Both algorithms respect the manifold geometry, eliminating the need for an explicit projection after each step.
Complexity and memory
Because each Householder update touches only the (m) rows of the matrix and the (n) columns being rotated, the dominant cost per iteration is (O(mn^2)). Memory consumption is modest: the current basis (X), a few (n\times n) auxiliary matrices, and the vectors needed for the Householder construction. This makes the approach feasible for problems where (m) reaches tens of thousands while (n) remains on the order of a few dozen to a few hundred.
Numerical experiments
The authors benchmark the methods on three representative systems: (i) a silicon crystal modeled with a plane‑wave basis, (ii) a metallic nanoparticle, and (iii) a large organic molecule. In all cases (m) ranges from 5 000 to 30 000 and (n) from 10 to 100. Results show that both the manifold‑aware L‑BFGS and NLCG converge in roughly 40–60% of the iterations required by a conventional projected NLCG. The final total energies agree to within (10^{-6}) Ha, confirming that the faster convergence does not sacrifice accuracy. The speed‑up is most pronounced when (m\gg n), precisely the regime where traditional orthogonalization becomes a bottleneck.
Conclusions and outlook
The paper demonstrates that Householder reflections provide an elegant and computationally cheap transport operator on the Grassmann manifold.
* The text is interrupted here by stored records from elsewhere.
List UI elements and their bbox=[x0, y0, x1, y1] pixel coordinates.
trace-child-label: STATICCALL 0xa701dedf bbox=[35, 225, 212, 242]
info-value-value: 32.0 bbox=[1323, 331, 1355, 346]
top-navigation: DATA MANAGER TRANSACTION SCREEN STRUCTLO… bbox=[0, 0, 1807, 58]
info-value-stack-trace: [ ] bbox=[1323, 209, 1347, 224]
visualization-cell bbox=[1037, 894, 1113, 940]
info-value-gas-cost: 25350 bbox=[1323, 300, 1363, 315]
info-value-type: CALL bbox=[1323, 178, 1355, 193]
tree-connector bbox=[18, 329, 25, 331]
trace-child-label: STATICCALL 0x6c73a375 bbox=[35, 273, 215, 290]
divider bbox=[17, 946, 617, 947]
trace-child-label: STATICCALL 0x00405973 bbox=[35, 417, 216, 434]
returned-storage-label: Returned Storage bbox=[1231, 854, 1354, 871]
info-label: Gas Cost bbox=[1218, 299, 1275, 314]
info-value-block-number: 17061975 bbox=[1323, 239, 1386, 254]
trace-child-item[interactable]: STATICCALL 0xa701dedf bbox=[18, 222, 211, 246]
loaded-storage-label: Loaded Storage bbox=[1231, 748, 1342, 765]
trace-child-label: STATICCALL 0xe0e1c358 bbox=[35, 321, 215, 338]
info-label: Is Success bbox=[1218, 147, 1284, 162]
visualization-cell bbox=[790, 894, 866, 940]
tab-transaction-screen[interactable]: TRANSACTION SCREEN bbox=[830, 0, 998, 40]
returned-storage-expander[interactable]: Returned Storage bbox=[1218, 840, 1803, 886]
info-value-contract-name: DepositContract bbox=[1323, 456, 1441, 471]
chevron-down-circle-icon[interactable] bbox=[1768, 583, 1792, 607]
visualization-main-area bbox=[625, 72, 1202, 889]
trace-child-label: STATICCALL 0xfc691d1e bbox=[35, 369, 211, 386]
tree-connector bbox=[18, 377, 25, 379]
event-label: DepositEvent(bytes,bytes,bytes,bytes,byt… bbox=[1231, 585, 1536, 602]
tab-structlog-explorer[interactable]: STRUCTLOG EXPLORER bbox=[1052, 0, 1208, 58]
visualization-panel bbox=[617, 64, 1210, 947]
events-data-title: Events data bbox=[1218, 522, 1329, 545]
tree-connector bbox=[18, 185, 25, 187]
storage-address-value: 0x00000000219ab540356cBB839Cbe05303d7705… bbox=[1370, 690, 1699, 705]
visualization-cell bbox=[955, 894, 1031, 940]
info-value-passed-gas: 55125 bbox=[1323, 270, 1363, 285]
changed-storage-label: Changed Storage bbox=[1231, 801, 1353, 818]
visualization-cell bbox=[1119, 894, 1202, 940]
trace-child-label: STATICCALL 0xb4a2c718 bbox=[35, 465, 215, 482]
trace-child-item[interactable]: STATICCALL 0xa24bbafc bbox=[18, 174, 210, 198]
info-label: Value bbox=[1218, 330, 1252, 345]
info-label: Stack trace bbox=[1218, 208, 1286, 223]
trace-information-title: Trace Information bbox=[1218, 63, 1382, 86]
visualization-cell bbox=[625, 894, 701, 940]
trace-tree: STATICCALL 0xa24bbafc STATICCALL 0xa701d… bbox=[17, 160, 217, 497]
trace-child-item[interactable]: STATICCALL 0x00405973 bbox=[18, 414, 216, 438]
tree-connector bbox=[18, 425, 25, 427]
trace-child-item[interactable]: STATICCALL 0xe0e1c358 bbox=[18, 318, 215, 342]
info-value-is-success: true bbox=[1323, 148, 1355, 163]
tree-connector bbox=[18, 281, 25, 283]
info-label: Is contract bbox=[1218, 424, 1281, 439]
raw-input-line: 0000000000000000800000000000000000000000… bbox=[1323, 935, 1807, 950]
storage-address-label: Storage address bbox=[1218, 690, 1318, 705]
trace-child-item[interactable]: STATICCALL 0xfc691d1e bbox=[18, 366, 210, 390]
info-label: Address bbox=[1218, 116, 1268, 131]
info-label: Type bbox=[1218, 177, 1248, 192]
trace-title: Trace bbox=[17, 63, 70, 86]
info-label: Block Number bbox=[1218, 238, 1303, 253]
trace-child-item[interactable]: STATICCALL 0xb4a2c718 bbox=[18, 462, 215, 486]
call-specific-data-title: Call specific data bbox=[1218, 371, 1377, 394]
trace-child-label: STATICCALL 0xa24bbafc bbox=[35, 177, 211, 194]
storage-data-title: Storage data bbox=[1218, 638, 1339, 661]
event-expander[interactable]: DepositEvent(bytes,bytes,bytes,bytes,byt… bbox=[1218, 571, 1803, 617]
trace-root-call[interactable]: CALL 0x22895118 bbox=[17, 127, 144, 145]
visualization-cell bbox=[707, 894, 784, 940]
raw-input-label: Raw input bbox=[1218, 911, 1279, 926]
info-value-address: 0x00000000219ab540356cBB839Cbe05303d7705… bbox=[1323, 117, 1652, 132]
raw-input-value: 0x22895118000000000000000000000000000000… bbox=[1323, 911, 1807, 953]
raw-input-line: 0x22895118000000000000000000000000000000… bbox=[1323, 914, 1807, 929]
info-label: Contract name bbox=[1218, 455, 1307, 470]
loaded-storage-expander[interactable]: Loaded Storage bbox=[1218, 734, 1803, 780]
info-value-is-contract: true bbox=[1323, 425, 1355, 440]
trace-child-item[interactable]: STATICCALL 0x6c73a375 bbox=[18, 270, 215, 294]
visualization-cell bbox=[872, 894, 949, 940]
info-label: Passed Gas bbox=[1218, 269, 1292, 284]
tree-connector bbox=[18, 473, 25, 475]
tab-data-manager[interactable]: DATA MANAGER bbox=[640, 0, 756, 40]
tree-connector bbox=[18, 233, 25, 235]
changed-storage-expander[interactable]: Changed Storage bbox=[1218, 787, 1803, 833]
By integrating this operator into quasi‑Newton and conjugate‑gradient schemes, the authors achieve a method whose per‑iteration cost scales as (O(mn^2)) and whose convergence behavior markedly outperforms projection‑based alternatives. The extension to (S)-orthonormal bases broadens the applicability to a wide class of electronic‑structure codes that employ non‑orthogonal basis sets. Future work may explore more complex constraints (e.g., multiple subspaces, symmetry‑adapted manifolds), parallel implementations for petascale simulations, and the use of the Householder transport in other scientific domains such as quantum chemistry, reduced‑order modeling, and data‑driven subspace tracking.